Ion Druţze the Moldavian writer.
Otar Chiladze from Georgia. Meša Selimović the Bosniak writer. They are world-class writers.
I'm pleased to note that two of the three are under review at the complete review (and that they are indeed world-class): Otar Chiladze (Avelum) and Meša Selimović (Death and the Dervish and The Fortress).
(Ion Druţă is a more difficult proposition -- that Moldavian Autumn-collection is not easy to find (try to get your copy at Amazon.com or Amazon.co.uk).)
They've announced the longlist for the William Hill Sports Book of the Year Award --:
the world's longest established and most valuable literary sports-writing prize.
As well as a £27,000 cash prize, the winning author will receive a free £2,500 William Hill bet, a leather-bound copy of their book, and a day at the races.
The shortlist will be announced on 27 October, the winner on 26 November.
The most recent addition to the complete review is my review of Boileau-Narcejac's classic She Who Was No More -- on which the Diabolique-films were based -- just re-issued by Pushkin in their new Pushkin Vertigo imprint.
I've often complained both about publishers changing titles from one edition to the next, as well as US and UK publishers choosing different titles for the same book, and this novel offers examples of both: it's been published under this title, as The Fiends, and was originally published:
The exhibit Arno Schmidt: Eine Ausstellung in 100 Stationen ('an exhibit in 100 stations') opened at the Akademie der Künste in Berlin yesterday (it runs through 10 January), and it sounds pretty awesome -- see early (German) coverage at Deutschlandradio and the Berliner Morgenpost.

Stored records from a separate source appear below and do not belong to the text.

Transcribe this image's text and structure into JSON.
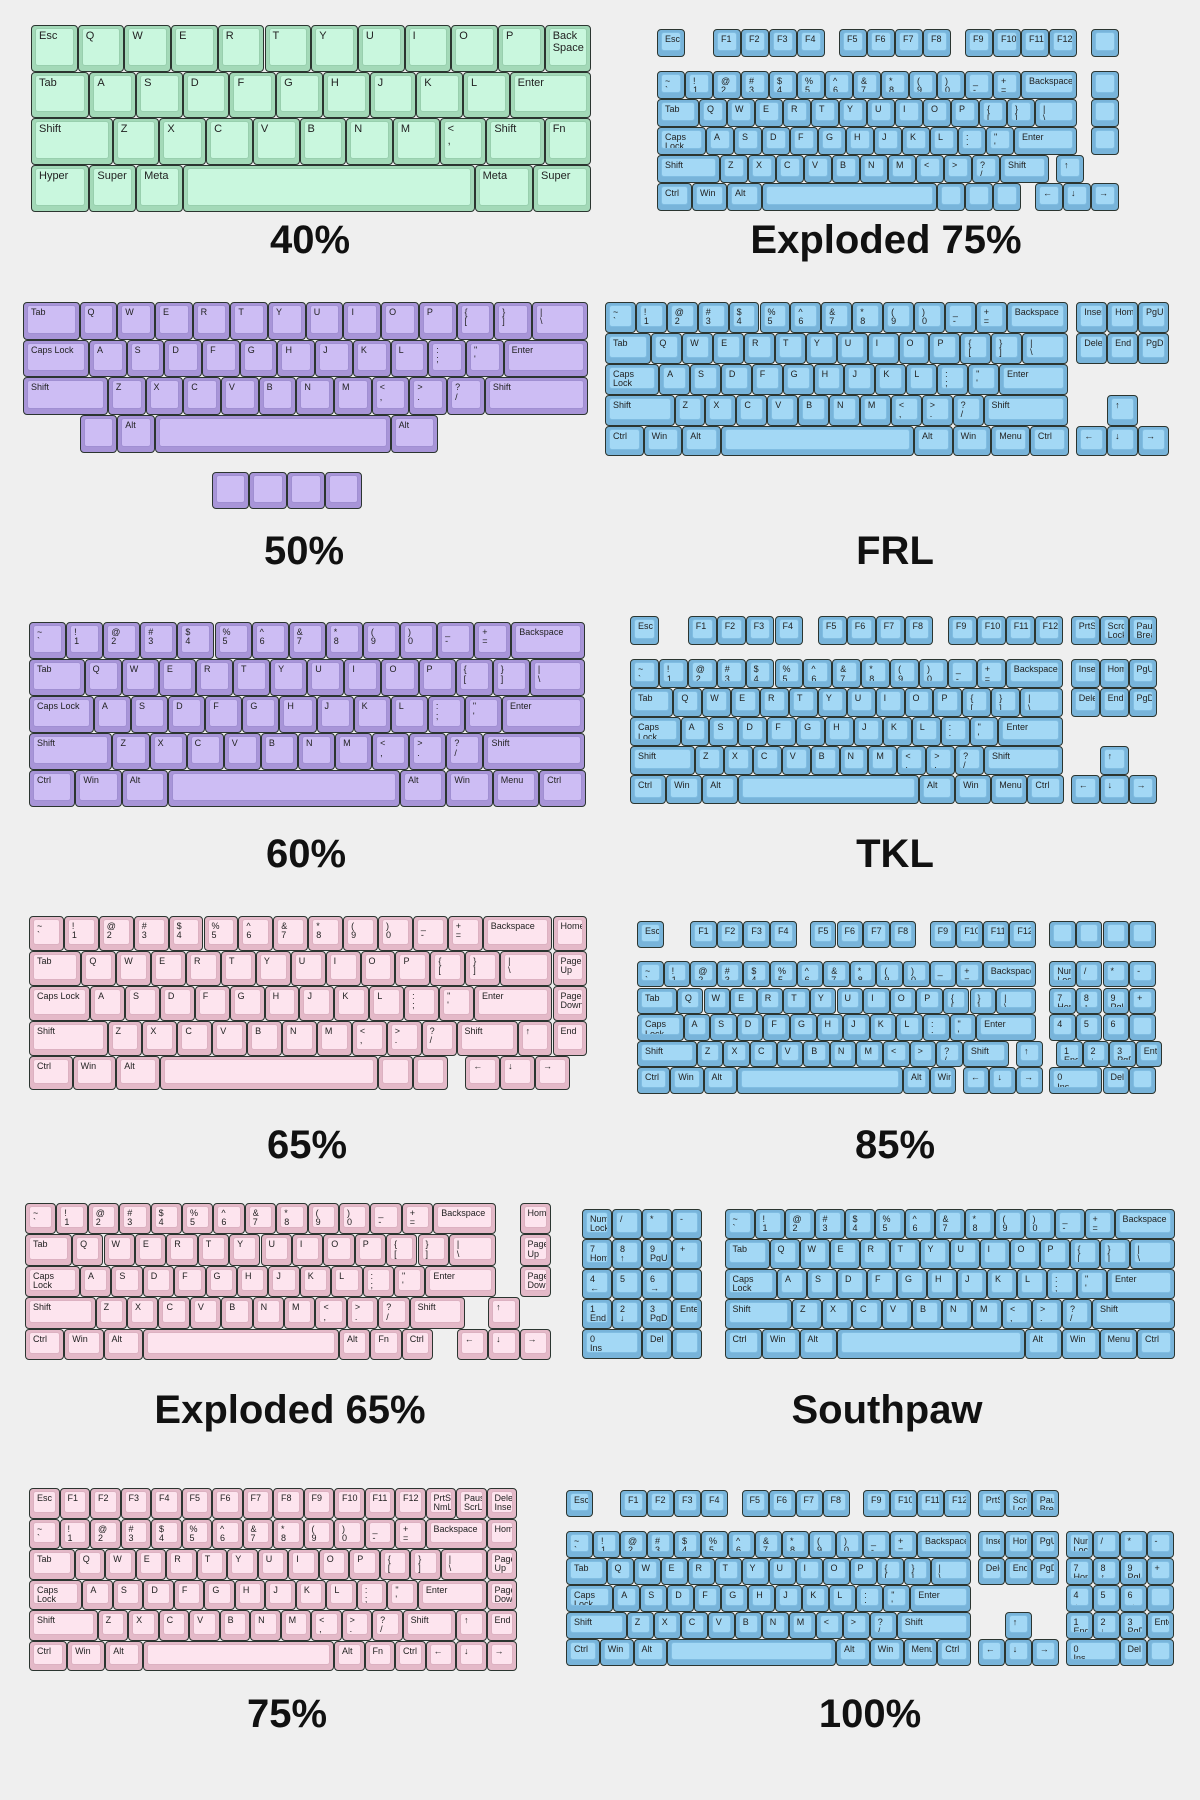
{
  "colors": {
    "green": "#c9f7de",
    "purple": "#cdbdf4",
    "blue": "#a3d8f5",
    "pink": "#fde4ee",
    "background": "#efefef"
  },
  "library": {
    "num": [
      "~\n`",
      "!\n1",
      "@\n2",
      "#\n3",
      "$\n4",
      "%\n5",
      "^\n6",
      "&\n7",
      "*\n8",
      "(\n9",
      ")\n0",
      "_\n-",
      "+\n="
    ],
    "top": [
      "Tab::1.5",
      "Q",
      "W",
      "E",
      "R",
      "T",
      "Y",
      "U",
      "I",
      "O",
      "P",
      "{\n[",
      "}\n]"
    ],
    "home": [
      "Caps Lock::1.75",
      "A",
      "S",
      "D",
      "F",
      "G",
      "H",
      "J",
      "K",
      "L",
      ":\n;",
      "\"\n'"
    ],
    "bot": [
      "Shift::2.25",
      "Z",
      "X",
      "C",
      "V",
      "B",
      "N",
      "M",
      "<\n,",
      ">\n.",
      "?\n/"
    ],
    "mods": [
      "Ctrl::1.25",
      "Win::1.25",
      "Alt::1.25",
      "::6.25",
      "Alt::1.25",
      "Win::1.25",
      "Menu::1.25",
      "Ctrl::1.25"
    ],
    "fn": [
      "Esc",
      "__1",
      "F1",
      "F2",
      "F3",
      "F4",
      "__0.5",
      "F5",
      "F6",
      "F7",
      "F8",
      "__0.5",
      "F9",
      "F10",
      "F11",
      "F12"
    ]
  },
  "keyboards": [
    {
      "title": "40%",
      "color": "green",
      "rows": [
        [
          "Esc",
          "Q",
          "W",
          "E",
          "R",
          "T",
          "Y",
          "U",
          "I",
          "O",
          "P",
          "Back\nSpace"
        ],
        [
          "Tab::1.25",
          "A",
          "S",
          "D",
          "F",
          "G",
          "H",
          "J",
          "K",
          "L",
          "Enter::1.75"
        ],
        [
          "Shift::1.75",
          "Z",
          "X",
          "C",
          "V",
          "B",
          "N",
          "M",
          "<\n,",
          "Shift::1.25",
          "Fn"
        ],
        [
          "Hyper::1.25",
          "Super",
          "Meta",
          "::6.25",
          "Meta::1.25",
          "Super::1.25"
        ]
      ]
    },
    {
      "title": "Exploded 75%",
      "color": "blue",
      "rows": [
        [
          "=>fn",
          "__0.5",
          ""
        ],
        0.5,
        [
          "=>num",
          "Backspace::2",
          "__0.5",
          ""
        ],
        [
          "=>top",
          "|\n\\::1.5",
          "__0.5",
          ""
        ],
        [
          "=>home",
          "Enter::2.25",
          "__0.5",
          ""
        ],
        [
          "=>bot",
          "Shift::1.75",
          "__0.25",
          "↑"
        ],
        [
          "Ctrl::1.25",
          "Win::1.25",
          "Alt::1.25",
          "::6.25",
          "",
          "",
          "",
          "__0.5",
          "←",
          "↓",
          "→"
        ]
      ]
    },
    {
      "title": "50%",
      "color": "purple",
      "rows": [
        [
          "=>top",
          "|\n\\::1.5"
        ],
        [
          "=>home",
          "Enter::2.25"
        ],
        [
          "=>bot",
          "Shift::2.75"
        ],
        [
          "__1.5",
          "",
          "Alt",
          "::6.25",
          "Alt::1.25"
        ],
        0.5,
        [
          "__5",
          "",
          "",
          "",
          ""
        ]
      ]
    },
    {
      "title": "FRL",
      "color": "blue",
      "rows": [
        [
          "=>num",
          "Backspace::2",
          "__0.25",
          "Insert",
          "Home",
          "PgUp"
        ],
        [
          "=>top",
          "|\n\\::1.5",
          "__0.25",
          "Delete",
          "End",
          "PgDn"
        ],
        [
          "=>home",
          "Enter::2.25"
        ],
        [
          "=>bot",
          "Shift::2.75",
          "__1.25",
          "↑"
        ],
        [
          "=>mods",
          "__0.25",
          "←",
          "↓",
          "→"
        ]
      ]
    },
    {
      "title": "60%",
      "color": "purple",
      "rows": [
        [
          "=>num",
          "Backspace::2"
        ],
        [
          "=>top",
          "|\n\\::1.5"
        ],
        [
          "=>home",
          "Enter::2.25"
        ],
        [
          "=>bot",
          "Shift::2.75"
        ],
        [
          "=>mods"
        ]
      ]
    },
    {
      "title": "TKL",
      "color": "blue",
      "rows": [
        [
          "=>fn",
          "__0.25",
          "PrtSc",
          "Scroll\nLock",
          "Pause\nBreak"
        ],
        0.5,
        [
          "=>num",
          "Backspace::2",
          "__0.25",
          "Insert",
          "Home",
          "PgUp"
        ],
        [
          "=>top",
          "|\n\\::1.5",
          "__0.25",
          "Delete",
          "End",
          "PgDn"
        ],
        [
          "=>home",
          "Enter::2.25"
        ],
        [
          "=>bot",
          "Shift::2.75",
          "__1.25",
          "↑"
        ],
        [
          "=>mods",
          "__0.25",
          "←",
          "↓",
          "→"
        ]
      ]
    },
    {
      "title": "65%",
      "color": "pink",
      "rows": [
        [
          "=>num",
          "Backspace::2",
          "Home"
        ],
        [
          "=>top",
          "|\n\\::1.5",
          "Page\nUp"
        ],
        [
          "=>home",
          "Enter::2.25",
          "Page\nDown"
        ],
        [
          "=>bot",
          "Shift::1.75",
          "↑",
          "End"
        ],
        [
          "Ctrl::1.25",
          "Win::1.25",
          "Alt::1.25",
          "::6.25",
          "",
          "",
          "__0.5",
          "←",
          "↓",
          "→"
        ]
      ]
    },
    {
      "title": "85%",
      "color": "blue",
      "rows": [
        [
          "=>fn",
          "__0.5",
          "",
          "",
          "",
          ""
        ],
        0.5,
        [
          "=>num",
          "Backspace::2",
          "__0.5",
          "Num\nLock",
          "/",
          "*",
          "-"
        ],
        [
          "=>top",
          "|\n\\::1.5",
          "__0.5",
          "7\nHome",
          "8\n↑",
          "9\nPgUp",
          "+"
        ],
        [
          "=>home",
          "Enter::2.25",
          "__0.5",
          "4\n←",
          "5",
          "6\n→",
          ""
        ],
        [
          "=>bot",
          "Shift::1.75",
          "__0.25",
          "↑",
          "__0.5",
          "1\nEnd",
          "2\n↓",
          "3\nPgDn",
          "Enter"
        ],
        [
          "Ctrl::1.25",
          "Win::1.25",
          "Alt::1.25",
          "::6.25",
          "Alt",
          "Win",
          "__0.25",
          "←",
          "↓",
          "→",
          "__0.25",
          "0\nIns::2",
          "Del",
          ""
        ]
      ]
    },
    {
      "title": "Exploded 65%",
      "color": "pink",
      "rows": [
        [
          "=>num",
          "Backspace::2",
          "__0.75",
          "Home"
        ],
        [
          "=>top",
          "|\n\\::1.5",
          "__0.75",
          "Page\nUp"
        ],
        [
          "=>home",
          "Enter::2.25",
          "__0.75",
          "Page\nDown"
        ],
        [
          "=>bot",
          "Shift::1.75",
          "__0.75",
          "↑"
        ],
        [
          "Ctrl::1.25",
          "Win::1.25",
          "Alt::1.25",
          "::6.25",
          "Alt",
          "Fn",
          "Ctrl",
          "__0.75",
          "←",
          "↓",
          "→"
        ]
      ]
    },
    {
      "title": "Southpaw",
      "color": "blue",
      "rows": [
        [
          "Num\nLock",
          "/",
          "*",
          "-",
          "__0.75",
          "=>num",
          "Backspace::2"
        ],
        [
          "7\nHome",
          "8\n↑",
          "9\nPgUp",
          "+",
          "__0.75",
          "=>top",
          "|\n\\::1.5"
        ],
        [
          "4\n←",
          "5",
          "6\n→",
          "",
          "__0.75",
          "=>home",
          "Enter::2.25"
        ],
        [
          "1\nEnd",
          "2\n↓",
          "3\nPgDn",
          "Enter",
          "__0.75",
          "=>bot",
          "Shift::2.75"
        ],
        [
          "0\nIns::2",
          "Del",
          "",
          "__0.75",
          "=>mods"
        ]
      ]
    },
    {
      "title": "75%",
      "color": "pink",
      "rows": [
        [
          "Esc",
          "F1",
          "F2",
          "F3",
          "F4",
          "F5",
          "F6",
          "F7",
          "F8",
          "F9",
          "F10",
          "F11",
          "F12",
          "PrtSc\nNmLk",
          "Pause\nScrLk",
          "Delete\nInsert"
        ],
        [
          "=>num",
          "Backspace::2",
          "Home"
        ],
        [
          "=>top",
          "|\n\\::1.5",
          "Page\nUp"
        ],
        [
          "=>home",
          "Enter::2.25",
          "Page\nDown"
        ],
        [
          "=>bot",
          "Shift::1.75",
          "↑",
          "End"
        ],
        [
          "Ctrl::1.25",
          "Win::1.25",
          "Alt::1.25",
          "::6.25",
          "Alt",
          "Fn",
          "Ctrl",
          "←",
          "↓",
          "→"
        ]
      ]
    },
    {
      "title": "100%",
      "color": "blue",
      "rows": [
        [
          "=>fn",
          "__0.25",
          "PrtSc",
          "Scroll\nLock",
          "Pause\nBreak"
        ],
        0.5,
        [
          "=>num",
          "Backspace::2",
          "__0.25",
          "Insert",
          "Home",
          "PgUp",
          "__0.25",
          "Num\nLock",
          "/",
          "*",
          "-"
        ],
        [
          "=>top",
          "|\n\\::1.5",
          "__0.25",
          "Delete",
          "End",
          "PgDn",
          "__0.25",
          "7\nHome",
          "8\n↑",
          "9\nPgUp",
          "+"
        ],
        [
          "=>home",
          "Enter::2.25",
          "__3.5",
          "4\n←",
          "5",
          "6\n→",
          ""
        ],
        [
          "=>bot",
          "Shift::2.75",
          "__1.25",
          "↑",
          "__1.25",
          "1\nEnd",
          "2\n↓",
          "3\nPgDn",
          "Enter"
        ],
        [
          "=>mods",
          "__0.25",
          "←",
          "↓",
          "→",
          "__0.25",
          "0\nIns::2",
          "Del",
          ""
        ]
      ]
    }
  ]
}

Among the events held in conjunction with the exhibit, Mein erster Schmidt on 8 October will have Dietmar Dath, Reinhard Jirgl, Kathrin Röggla, Ingo Schulze, and Uwe Timm -- quite the line-up -- talk about their first encounters with Arno Schmidt's work.
The €10,000 Constantijn Huygens-prijs is the leading Dutch 'lifetime achievement' author-award, with a solid record (and a few notable misses ...); winners include Cheese-author Willem Elsschot (1951), Louis Paul Boon (1966), Harry Mulisch (1977), The Sorrow of Belgium-author Hugo Claus (1979), Hella S. Haasse (1981), Cees Nooteboom (1992), Tirza-author Arnon Grunberg (2009), and Tonio-author Adri van der Heijden (2011)..
They've now announced that this year's prize goes to Adriaan van Dis
Several of his works have been translated into English; see, for example, the New Press publicity page for My Father’s War; see also the Dutch Foundation for Literature author page.
At Fiction Writers Review Steven Wingate has a Q & A with Georgi Gospodinov, mainly about his recent The Physics of Sorrow.
And if you're in New York today you can catch Gospodinov in English and Bulgarian conversation with Eric Becker and Milena Deleva at the Consulate General of the Republic of Bulgaria at 19:00 !
The most recent addition to the complete review is my review of Jean Raspail's infamous collapse-of-Western-civilization novel, The Camp of the Saints.
I've rarely been so uncomfortable about posting a review, but given how often it has been referenced recently -- now again especially (but hardly only) with the wave of refugees from, in particular, Syria into Europe -- and how often it is brought up in discussions of Michel Houellebecq's just-out-in-the-UK and coming-soon-to-the-US Submission I figured coverage of it serves at least some informational value.
But, holy shit, this is an unpleasant piece of work, with no redeeming features ... and in some ways particularly hard to review; to say Raspail is misguided doesn't come close to how off the rails he is.
The opening of the Kirkusreview from four decades ago gives some sense of the struggle to put this thing in any sort of perspective:
The publishers are presenting The Camp of the Saints as a major event, and it probably is, in much the same sense that Mein Kampf was a major event.
It takes important and chilling facts that very few people are willing to face, and digs into them like a hyena into carrion.
Sadly, there are those who hold it up as an exemplary work and warning -- and it's that, and not Raspail's scenario, that can make you despair of mankind and the future.